Is Canada exploiting temporary foreign workers? Deterrence, punishment, and workers' agency (working paper coming soon!)
In this paper, I provide new quantitative evidence on labor coercion in Canada's temporary foreign worker program. Despite benefitting from the same formal rights as Canadian citizens, temporary foreign workers (TFWs) are placed in an institutional arrangement that strongly limits their outside options and disincentivizes them from resorting to legal remedies against abuse. I find that TFWs are exposed to a wide range of coercion-related incidents, and that this cannot be explained by variation in occupational exposure to coercion. I also evaluate a federal policy implemented to better protect TFWs. Event studies show that deterrence has by itself limited effects, but that punishment does reduce coercion-related incidents. Finally, I investigate the introduction of a special open work permit for workers facing abuse. Because employers are systematically inspected upon delivery of a permit, I find that this functions as a screening device and significantly improves the effectiveness of the compliance regime.

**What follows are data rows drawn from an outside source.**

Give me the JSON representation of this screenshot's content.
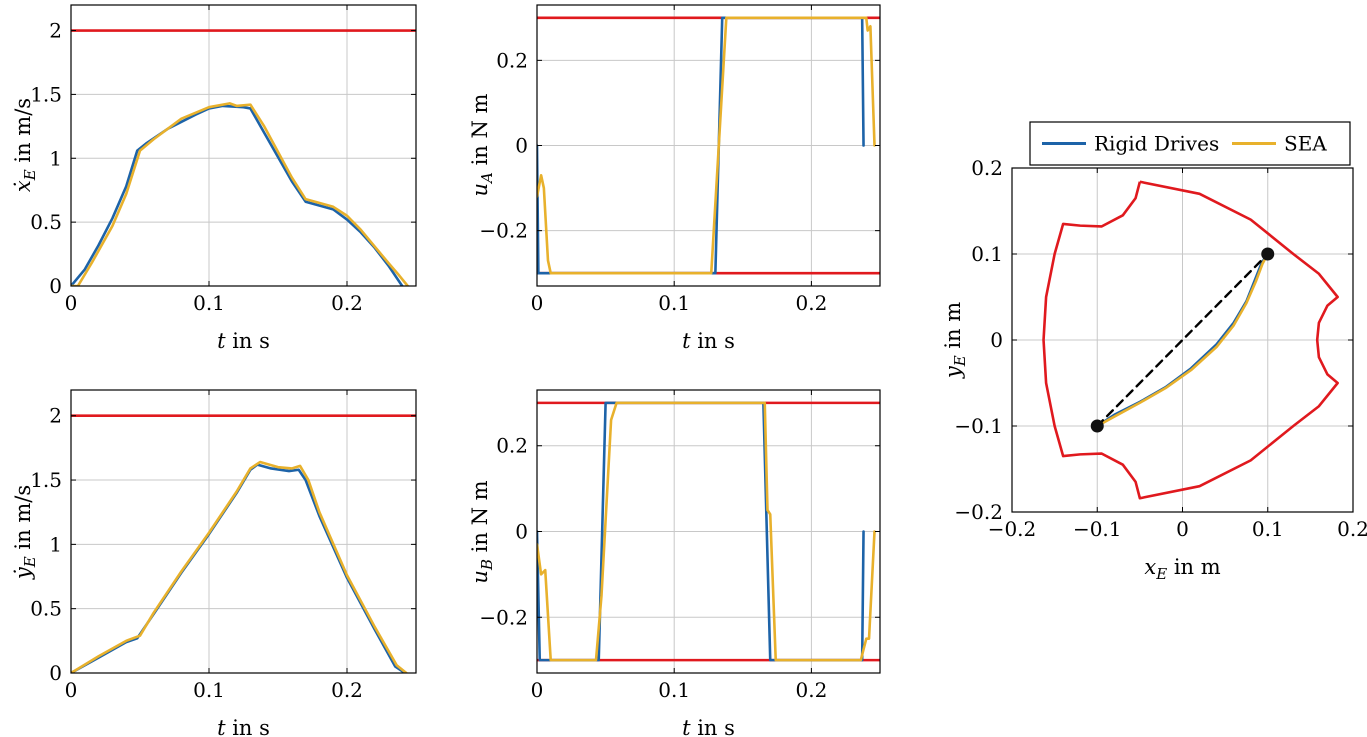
{
  "chart_data": [
    {
      "id": "vx",
      "type": "line",
      "xlabel_var": "t",
      "xlabel_unit": " in s",
      "ylabel_var": "ẋ",
      "ylabel_sub": "E",
      "ylabel_unit": " in m/s",
      "xlim": [
        0,
        0.25
      ],
      "ylim": [
        0,
        2.2
      ],
      "xticks": [
        0,
        0.1,
        0.2
      ],
      "xticklabels": [
        "0",
        "0.1",
        "0.2"
      ],
      "yticks": [
        0,
        0.5,
        1,
        1.5,
        2
      ],
      "yticklabels": [
        "0",
        "0.5",
        "1",
        "1.5",
        "2"
      ],
      "grid": true,
      "series": [
        {
          "color": "#e0191e",
          "points": [
            [
              0,
              2
            ],
            [
              0.25,
              2
            ]
          ]
        },
        {
          "color": "#1d63a8",
          "points": [
            [
              0,
              0
            ],
            [
              0.01,
              0.13
            ],
            [
              0.02,
              0.32
            ],
            [
              0.03,
              0.53
            ],
            [
              0.04,
              0.78
            ],
            [
              0.048,
              1.06
            ],
            [
              0.055,
              1.12
            ],
            [
              0.07,
              1.23
            ],
            [
              0.09,
              1.34
            ],
            [
              0.1,
              1.39
            ],
            [
              0.11,
              1.41
            ],
            [
              0.125,
              1.4
            ],
            [
              0.13,
              1.39
            ],
            [
              0.14,
              1.2
            ],
            [
              0.16,
              0.82
            ],
            [
              0.17,
              0.66
            ],
            [
              0.19,
              0.6
            ],
            [
              0.2,
              0.52
            ],
            [
              0.21,
              0.42
            ],
            [
              0.22,
              0.3
            ],
            [
              0.23,
              0.16
            ],
            [
              0.24,
              0
            ]
          ]
        },
        {
          "color": "#e8b12c",
          "points": [
            [
              0,
              0
            ],
            [
              0.005,
              0
            ],
            [
              0.015,
              0.18
            ],
            [
              0.03,
              0.47
            ],
            [
              0.04,
              0.72
            ],
            [
              0.05,
              1.06
            ],
            [
              0.06,
              1.15
            ],
            [
              0.08,
              1.31
            ],
            [
              0.1,
              1.4
            ],
            [
              0.115,
              1.43
            ],
            [
              0.12,
              1.41
            ],
            [
              0.13,
              1.42
            ],
            [
              0.14,
              1.25
            ],
            [
              0.16,
              0.85
            ],
            [
              0.17,
              0.68
            ],
            [
              0.19,
              0.62
            ],
            [
              0.2,
              0.55
            ],
            [
              0.21,
              0.44
            ],
            [
              0.22,
              0.31
            ],
            [
              0.23,
              0.18
            ],
            [
              0.238,
              0.08
            ],
            [
              0.244,
              0
            ]
          ]
        }
      ]
    },
    {
      "id": "uA",
      "type": "line",
      "xlabel_var": "t",
      "xlabel_unit": " in s",
      "ylabel_var": "u",
      "ylabel_sub": "A",
      "ylabel_unit": " in N m",
      "xlim": [
        0,
        0.25
      ],
      "ylim": [
        -0.33,
        0.33
      ],
      "xticks": [
        0,
        0.1,
        0.2
      ],
      "xticklabels": [
        "0",
        "0.1",
        "0.2"
      ],
      "yticks": [
        -0.2,
        0,
        0.2
      ],
      "yticklabels": [
        "−0.2",
        "0",
        "0.2"
      ],
      "grid": true,
      "series": [
        {
          "color": "#e0191e",
          "points": [
            [
              0,
              0.3
            ],
            [
              0.25,
              0.3
            ]
          ]
        },
        {
          "color": "#e0191e",
          "points": [
            [
              0,
              -0.3
            ],
            [
              0.25,
              -0.3
            ]
          ]
        },
        {
          "color": "#1d63a8",
          "points": [
            [
              0,
              0
            ],
            [
              0.001,
              -0.3
            ],
            [
              0.13,
              -0.3
            ],
            [
              0.135,
              0.3
            ],
            [
              0.237,
              0.3
            ],
            [
              0.238,
              0
            ]
          ]
        },
        {
          "color": "#e8b12c",
          "points": [
            [
              0,
              -0.12
            ],
            [
              0.003,
              -0.07
            ],
            [
              0.005,
              -0.1
            ],
            [
              0.008,
              -0.27
            ],
            [
              0.01,
              -0.3
            ],
            [
              0.127,
              -0.3
            ],
            [
              0.138,
              0.3
            ],
            [
              0.24,
              0.3
            ],
            [
              0.241,
              0.27
            ],
            [
              0.243,
              0.28
            ],
            [
              0.246,
              0
            ]
          ]
        }
      ]
    },
    {
      "id": "xy",
      "type": "line",
      "xlabel_var": "x",
      "xlabel_sub": "E",
      "xlabel_unit": " in m",
      "ylabel_var": "y",
      "ylabel_sub": "E",
      "ylabel_unit": " in m",
      "xlim": [
        -0.2,
        0.2
      ],
      "ylim": [
        -0.2,
        0.2
      ],
      "xticks": [
        -0.2,
        -0.1,
        0,
        0.1,
        0.2
      ],
      "xticklabels": [
        "−0.2",
        "−0.1",
        "0",
        "0.1",
        "0.2"
      ],
      "yticks": [
        -0.2,
        -0.1,
        0,
        0.1,
        0.2
      ],
      "yticklabels": [
        "−0.2",
        "−0.1",
        "0",
        "0.1",
        "0.2"
      ],
      "grid": true,
      "legend": "top",
      "series": [
        {
          "name": "Rigid Drives",
          "color": "#1d63a8",
          "points": [
            [
              -0.1,
              -0.1
            ],
            [
              -0.08,
              -0.087
            ],
            [
              -0.05,
              -0.072
            ],
            [
              -0.02,
              -0.055
            ],
            [
              0.01,
              -0.033
            ],
            [
              0.04,
              -0.005
            ],
            [
              0.06,
              0.02
            ],
            [
              0.075,
              0.045
            ],
            [
              0.085,
              0.07
            ],
            [
              0.093,
              0.09
            ],
            [
              0.1,
              0.1
            ]
          ]
        },
        {
          "name": "SEA",
          "color": "#e8b12c",
          "points": [
            [
              -0.1,
              -0.1
            ],
            [
              -0.078,
              -0.088
            ],
            [
              -0.05,
              -0.073
            ],
            [
              -0.02,
              -0.056
            ],
            [
              0.01,
              -0.035
            ],
            [
              0.04,
              -0.008
            ],
            [
              0.06,
              0.017
            ],
            [
              0.075,
              0.043
            ],
            [
              0.086,
              0.068
            ],
            [
              0.094,
              0.089
            ],
            [
              0.1,
              0.1
            ]
          ]
        },
        {
          "color": "#000000",
          "dash": true,
          "points": [
            [
              -0.1,
              -0.1
            ],
            [
              0.1,
              0.1
            ]
          ]
        }
      ],
      "workspace_boundary": {
        "color": "#e0191e",
        "points": [
          [
            -0.05,
            0.184
          ],
          [
            0.02,
            0.17
          ],
          [
            0.08,
            0.14
          ],
          [
            0.13,
            0.1
          ],
          [
            0.16,
            0.077
          ],
          [
            0.182,
            0.05
          ],
          [
            0.17,
            0.04
          ],
          [
            0.16,
            0.02
          ],
          [
            0.158,
            0
          ],
          [
            0.16,
            -0.02
          ],
          [
            0.17,
            -0.04
          ],
          [
            0.182,
            -0.05
          ],
          [
            0.16,
            -0.077
          ],
          [
            0.13,
            -0.1
          ],
          [
            0.08,
            -0.14
          ],
          [
            0.02,
            -0.17
          ],
          [
            -0.05,
            -0.184
          ],
          [
            -0.055,
            -0.165
          ],
          [
            -0.07,
            -0.145
          ],
          [
            -0.095,
            -0.132
          ],
          [
            -0.12,
            -0.133
          ],
          [
            -0.14,
            -0.135
          ],
          [
            -0.15,
            -0.1
          ],
          [
            -0.16,
            -0.05
          ],
          [
            -0.163,
            0
          ],
          [
            -0.16,
            0.05
          ],
          [
            -0.15,
            0.1
          ],
          [
            -0.14,
            0.135
          ],
          [
            -0.12,
            0.133
          ],
          [
            -0.095,
            0.132
          ],
          [
            -0.07,
            0.145
          ],
          [
            -0.055,
            0.165
          ],
          [
            -0.05,
            0.184
          ]
        ]
      },
      "markers": [
        [
          -0.1,
          -0.1
        ],
        [
          0.1,
          0.1
        ]
      ]
    },
    {
      "id": "vy",
      "type": "line",
      "xlabel_var": "t",
      "xlabel_unit": " in s",
      "ylabel_var": "ẏ",
      "ylabel_sub": "E",
      "ylabel_unit": " in m/s",
      "xlim": [
        0,
        0.25
      ],
      "ylim": [
        0,
        2.2
      ],
      "xticks": [
        0,
        0.1,
        0.2
      ],
      "xticklabels": [
        "0",
        "0.1",
        "0.2"
      ],
      "yticks": [
        0,
        0.5,
        1,
        1.5,
        2
      ],
      "yticklabels": [
        "0",
        "0.5",
        "1",
        "1.5",
        "2"
      ],
      "grid": true,
      "series": [
        {
          "color": "#e0191e",
          "points": [
            [
              0,
              2
            ],
            [
              0.25,
              2
            ]
          ]
        },
        {
          "color": "#1d63a8",
          "points": [
            [
              0,
              0
            ],
            [
              0.02,
              0.12
            ],
            [
              0.04,
              0.24
            ],
            [
              0.048,
              0.27
            ],
            [
              0.06,
              0.46
            ],
            [
              0.08,
              0.78
            ],
            [
              0.1,
              1.08
            ],
            [
              0.12,
              1.4
            ],
            [
              0.13,
              1.58
            ],
            [
              0.135,
              1.62
            ],
            [
              0.145,
              1.59
            ],
            [
              0.158,
              1.57
            ],
            [
              0.165,
              1.58
            ],
            [
              0.17,
              1.5
            ],
            [
              0.18,
              1.22
            ],
            [
              0.2,
              0.74
            ],
            [
              0.22,
              0.34
            ],
            [
              0.235,
              0.05
            ],
            [
              0.242,
              0
            ]
          ]
        },
        {
          "color": "#e8b12c",
          "points": [
            [
              0,
              0
            ],
            [
              0.02,
              0.13
            ],
            [
              0.04,
              0.25
            ],
            [
              0.05,
              0.29
            ],
            [
              0.06,
              0.47
            ],
            [
              0.08,
              0.79
            ],
            [
              0.1,
              1.09
            ],
            [
              0.12,
              1.41
            ],
            [
              0.13,
              1.59
            ],
            [
              0.137,
              1.64
            ],
            [
              0.15,
              1.6
            ],
            [
              0.16,
              1.59
            ],
            [
              0.166,
              1.61
            ],
            [
              0.172,
              1.5
            ],
            [
              0.18,
              1.25
            ],
            [
              0.2,
              0.76
            ],
            [
              0.22,
              0.36
            ],
            [
              0.236,
              0.06
            ],
            [
              0.243,
              0
            ]
          ]
        }
      ]
    },
    {
      "id": "uB",
      "type": "line",
      "xlabel_var": "t",
      "xlabel_unit": " in s",
      "ylabel_var": "u",
      "ylabel_sub": "B",
      "ylabel_unit": " in N m",
      "xlim": [
        0,
        0.25
      ],
      "ylim": [
        -0.33,
        0.33
      ],
      "xticks": [
        0,
        0.1,
        0.2
      ],
      "xticklabels": [
        "0",
        "0.1",
        "0.2"
      ],
      "yticks": [
        -0.2,
        0,
        0.2
      ],
      "yticklabels": [
        "−0.2",
        "0",
        "0.2"
      ],
      "grid": true,
      "series": [
        {
          "color": "#e0191e",
          "points": [
            [
              0,
              0.3
            ],
            [
              0.25,
              0.3
            ]
          ]
        },
        {
          "color": "#e0191e",
          "points": [
            [
              0,
              -0.3
            ],
            [
              0.25,
              -0.3
            ]
          ]
        },
        {
          "color": "#1d63a8",
          "points": [
            [
              0,
              0
            ],
            [
              0.002,
              -0.3
            ],
            [
              0.045,
              -0.3
            ],
            [
              0.05,
              0.3
            ],
            [
              0.165,
              0.3
            ],
            [
              0.17,
              -0.3
            ],
            [
              0.237,
              -0.3
            ],
            [
              0.238,
              0
            ]
          ]
        },
        {
          "color": "#e8b12c",
          "points": [
            [
              0,
              -0.03
            ],
            [
              0.003,
              -0.1
            ],
            [
              0.006,
              -0.09
            ],
            [
              0.01,
              -0.3
            ],
            [
              0.043,
              -0.3
            ],
            [
              0.047,
              -0.15
            ],
            [
              0.054,
              0.26
            ],
            [
              0.058,
              0.3
            ],
            [
              0.166,
              0.3
            ],
            [
              0.168,
              0.05
            ],
            [
              0.17,
              0.04
            ],
            [
              0.174,
              -0.3
            ],
            [
              0.236,
              -0.3
            ],
            [
              0.24,
              -0.25
            ],
            [
              0.242,
              -0.25
            ],
            [
              0.246,
              0
            ]
          ]
        }
      ]
    }
  ]
}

Market integration and development: reefer ships, railroads and the Argentine economy (with Arthur Silve).
Inequality of educational opportunity (2017). With Sandrine Mesplé-Somps.
Drawing on several empirical approaches to the estimation of inequality of opportunity, we build parametric and non-parametric measures of inequality of opportunity in educational attainment and achievement in four low- and middle-income countries. For each country, we study the dynamics of unequal opportunities as they unfold in the course of individuals schooling trajectories, from early childhood and into adulthood. For specific subsamples, we also evaluate the influence of school quality and school supply, treated as exogenous circumstances, on educational inequality of opportunity levels. While the magnitude of unequal opportunities varies both within and between countries, we find that from a fifth to over a third of educational inequality is attributable to morally unacceptable exogenous circumstances. Furthermore, the estimations reveal complex inequality structures within each country, and we analyse these varying patterns using both Shapley-Shorrocks and Blinder-Oaxaca decompositions.
Développement et inégalités d'accès à l'eau: Tarification des services publics en contexte de corruption endémique (2016). With Justin Leroux and Etienne Billette de Villemeur.